I've never been very good at asking for help – even as a kid I would say "I can manage it on my own". When I was widowed, I hated asking for help even more.
Sometimes I just couldn't frame what I was asking for because I was so low. Sometimes I didn't want to face people. But sometimes it was pride – I was ashamed that I couldn’t do it on my own. It was also pride that I didn't want to ask people into the house. It was a mess – because of the amount of stuff there was, because I wasn't looking after it and myself, because I didn't have time as I threw myself so deeply into work as a way to cope.
Slowly, I learned that it really is okay to ask for help, and that there is no shame in asking. That helping makes people feel good, and it helps them to grieve too. And that refusing help can mean that people don't offer to help you, or others, in the future. I still don't find it easy, and I can be clumsy in asking, but I am a little better at it now.

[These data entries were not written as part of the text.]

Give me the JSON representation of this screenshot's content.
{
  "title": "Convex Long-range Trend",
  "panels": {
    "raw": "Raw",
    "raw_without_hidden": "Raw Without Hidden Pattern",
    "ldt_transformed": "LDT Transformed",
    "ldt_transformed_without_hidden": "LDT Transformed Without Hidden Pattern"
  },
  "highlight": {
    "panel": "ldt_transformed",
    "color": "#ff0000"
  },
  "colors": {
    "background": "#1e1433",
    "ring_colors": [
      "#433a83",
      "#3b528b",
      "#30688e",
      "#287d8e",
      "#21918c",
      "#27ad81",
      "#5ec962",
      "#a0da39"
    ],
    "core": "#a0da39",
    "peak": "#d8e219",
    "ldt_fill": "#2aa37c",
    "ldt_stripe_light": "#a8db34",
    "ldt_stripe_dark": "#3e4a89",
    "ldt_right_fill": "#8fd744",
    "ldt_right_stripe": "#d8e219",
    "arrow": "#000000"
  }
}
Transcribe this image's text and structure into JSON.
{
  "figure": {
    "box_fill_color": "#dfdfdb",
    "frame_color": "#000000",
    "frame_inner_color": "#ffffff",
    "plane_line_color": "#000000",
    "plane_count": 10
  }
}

Hearing "what can I do", especially in those first few blurred days and weeks, is such a hard question to answer. One of the most useful suggestions from a friend when Tim died was to get a pad of sticky notes and a pen and to write down what I needed help with, and stick the note up on the wall. Then when people asked, I could just direct them to the wall.
I was widowed at 50 when Tim, who I expected would be my happy-ever-after following a marriage break-up, died suddenly from heart failure linked to his type 2 diabetes. Though we'd known each other since our early 20s, we'd been married less than ten years.